The primary goal of the project was to improve the reliability of the cooling system and meet the cooling load demand during the hot summer months. The Site Operations Manager clearly describes the outcome: “The summer of 2018 was our first summer operating with the new system. We were able to meet the cooling load demand at all times that summer with no problems. We thought we would be bumping up against the maximum capacity of the chilled water system during those hot months, but we were surprised to find we had extra capacity available even then.” During the first winter post-installation, the new system was also able to efficiently throttle back to meet the reduced cooling load, something the previous system was unable to do.
Cost savings was not a primary driver of the project, but the RTP company is happy to find they are indeed saving with the new system. They are enjoying energy savings of $110,750 per year thanks to chiller and pumping efficiencies of the new system. The fact that they no longer need to make costly repairs to failing equipment also saves money and reduces worry. Finally, Brady’s design approach and upfront planning delivered substantial cost savings by avoiding other more costly options:
- Replacement of secondary chilled water pumps with new 100 HP models estimated at $305,000 and upsizing of associated
- electrical infrastructure estimated at $115,000 was avoided.
- Extremely disruptive and costly installation of larger 16″ secondary chilled water piping estimated at $230,000 was avoided.
- Installation of the new chillers and primary chilled water pumps without a plant shutdown
- or rental chiller saved at least $150,000 in rental equipment costs.
- No change orders were needed during the project thanks to Brady’s accurate design plan and budget. When the customer requested additional services, Building Clarity prepared a budget for the additional work and implemented it in a timely fashion with no impact to the overall project schedule.

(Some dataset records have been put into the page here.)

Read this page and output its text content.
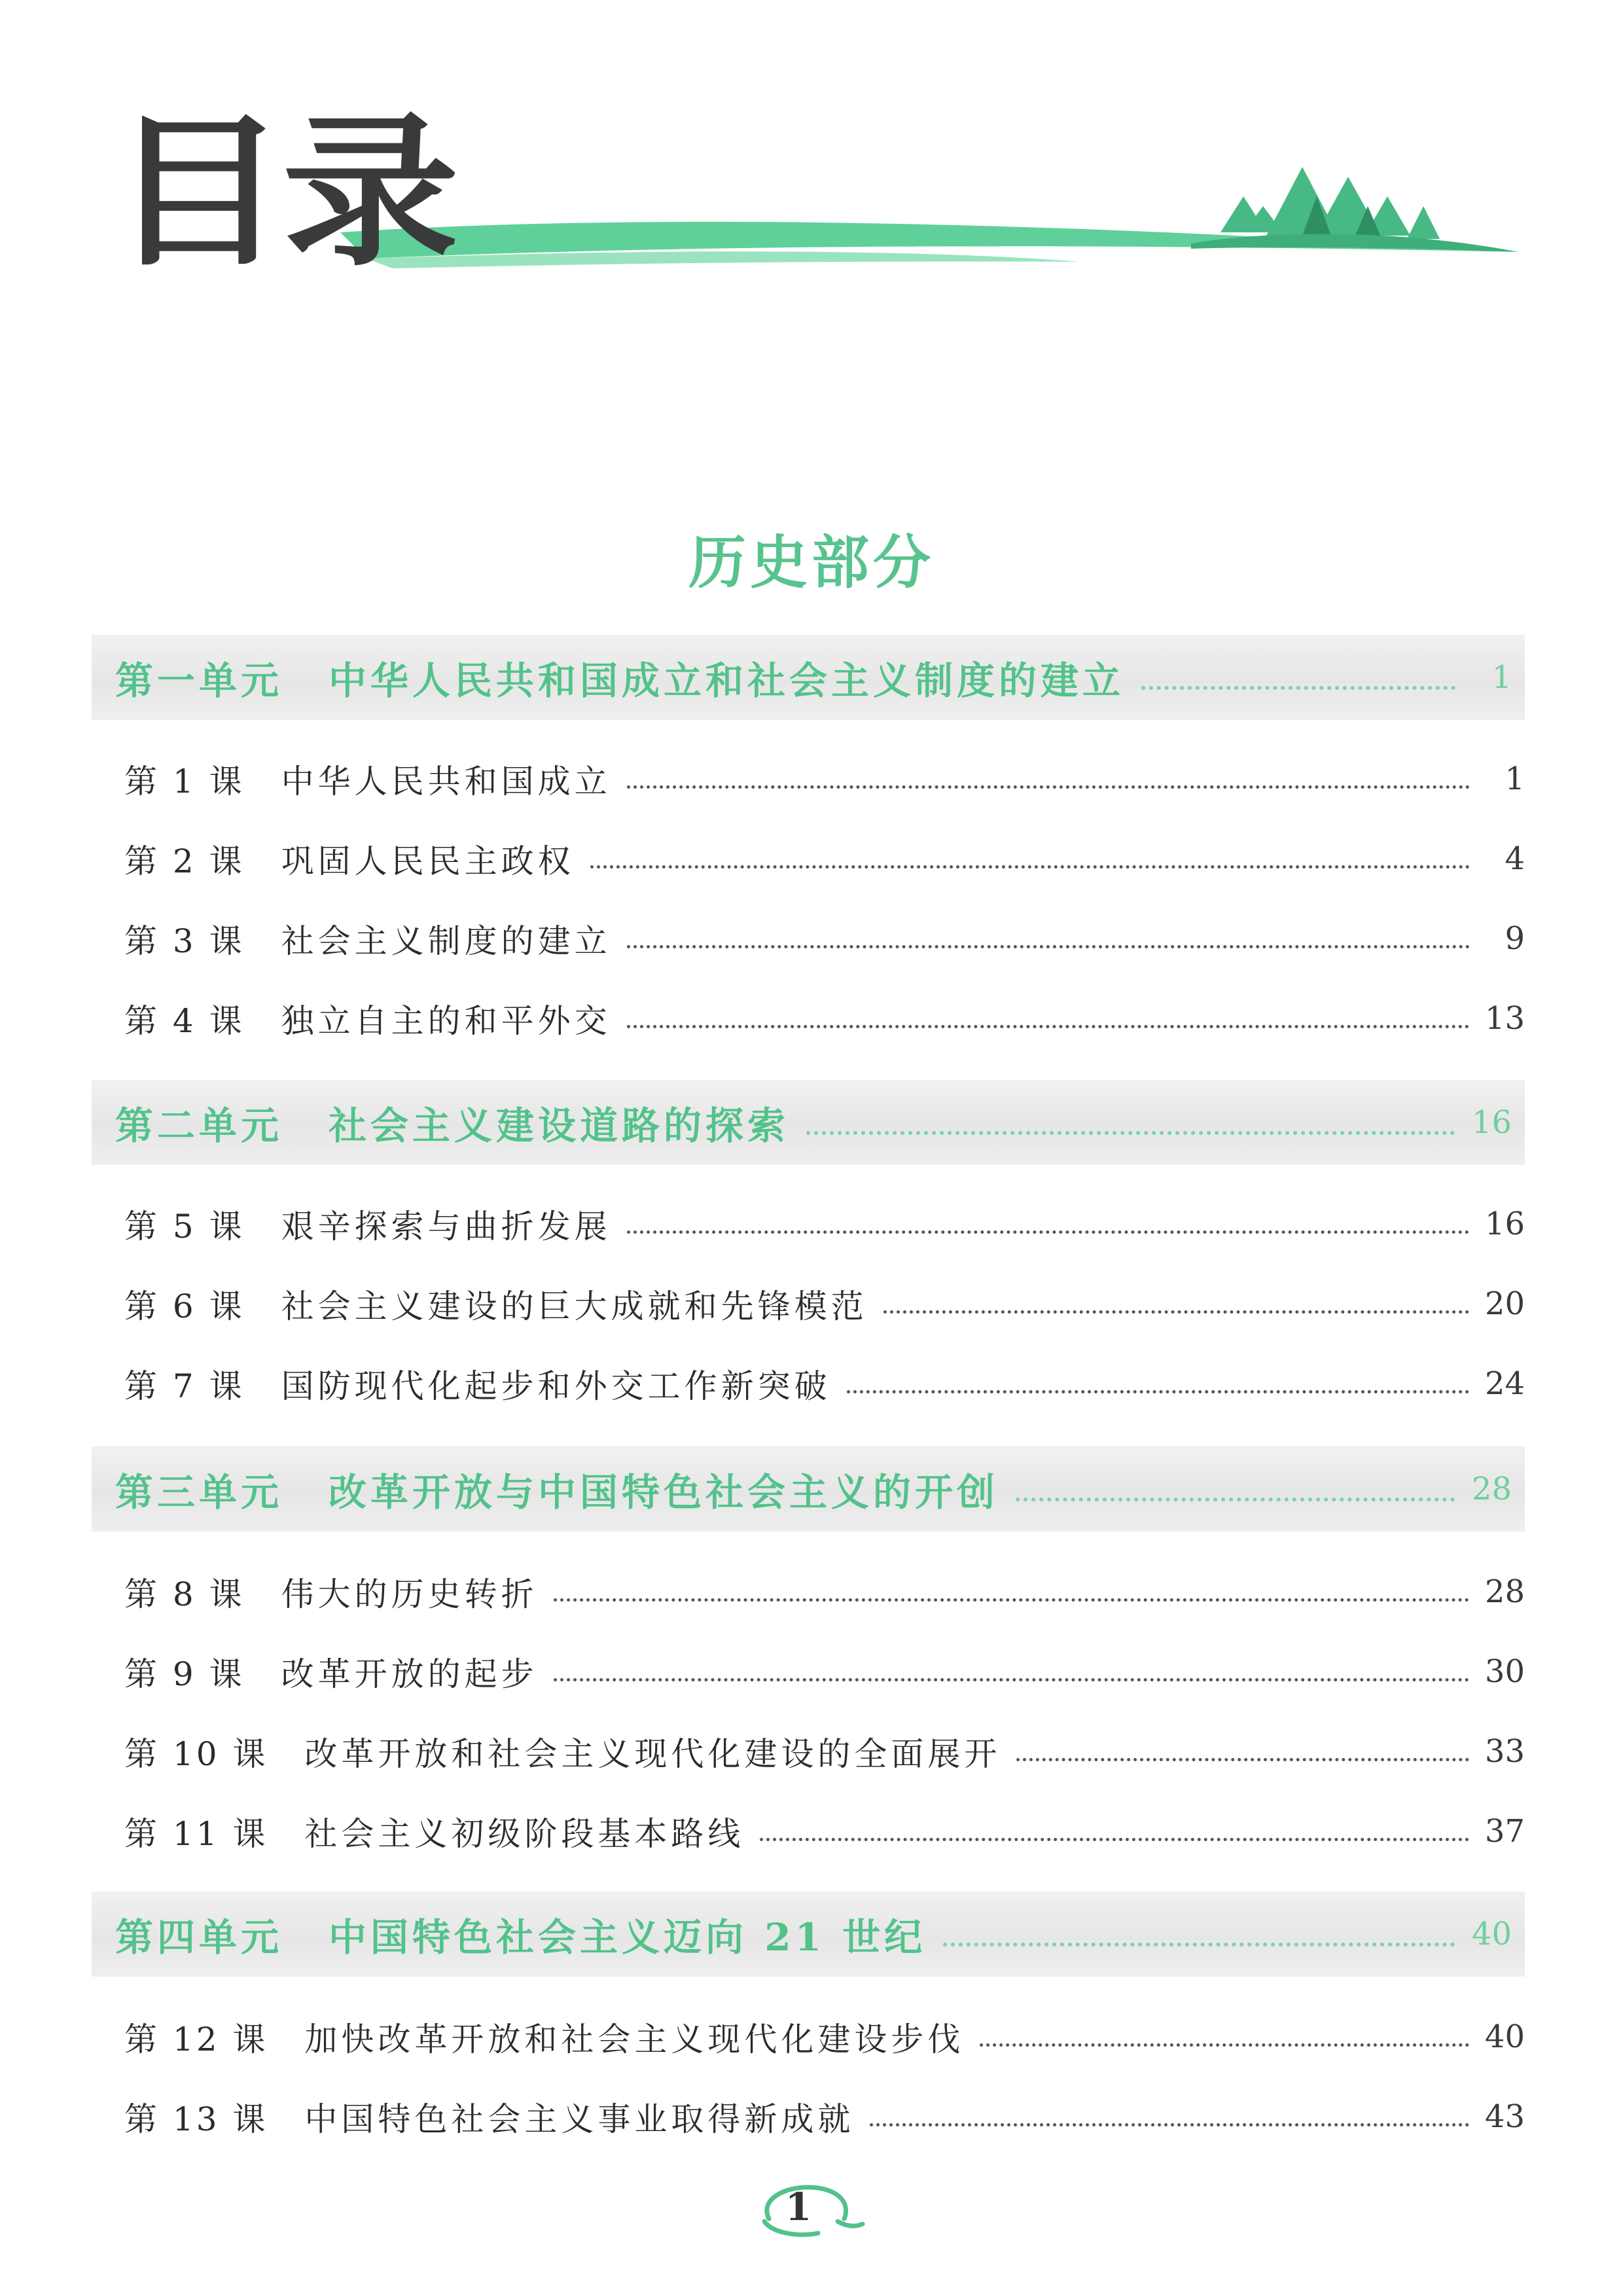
目录
历史部分
第一单元 中华人民共和国成立和社会主义制度的建立	1
第 1 课 中华人民共和国成立	1
第 2 课 巩固人民民主政权	4
第 3 课 社会主义制度的建立	9
第 4 课 独立自主的和平外交	13
第二单元 社会主义建设道路的探索	16
第 5 课 艰辛探索与曲折发展	16
第 6 课 社会主义建设的巨大成就和先锋模范	20
第 7 课 国防现代化起步和外交工作新突破	24
第三单元 改革开放与中国特色社会主义的开创	28
第 8 课 伟大的历史转折	28
第 9 课 改革开放的起步	30
第 10 课 改革开放和社会主义现代化建设的全面展开	33
第 11 课 社会主义初级阶段基本路线	37
第四单元 中国特色社会主义迈向 21 世纪	40
第 12 课 加快改革开放和社会主义现代化建设步伐	40
第 13 课 中国特色社会主义事业取得新成就	43
1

Brady maintained their project schedule, which surprised many of the facilities staff based on their experience with other contractors. As the Site Operations Manager describes it, “I placed the schedule on the boiler room wall so our facilities staff could see what was to happen when. The operators were very skeptical that the schedule could be met, but Brady kept to the schedule throughout the project, which is unusual with most construction jobs.” By maintaining the schedule, Brady ensured that the new chillers and pumps were up and running before the high load summer months arrived, and the design’s workflow ensured there was no down-time during installation.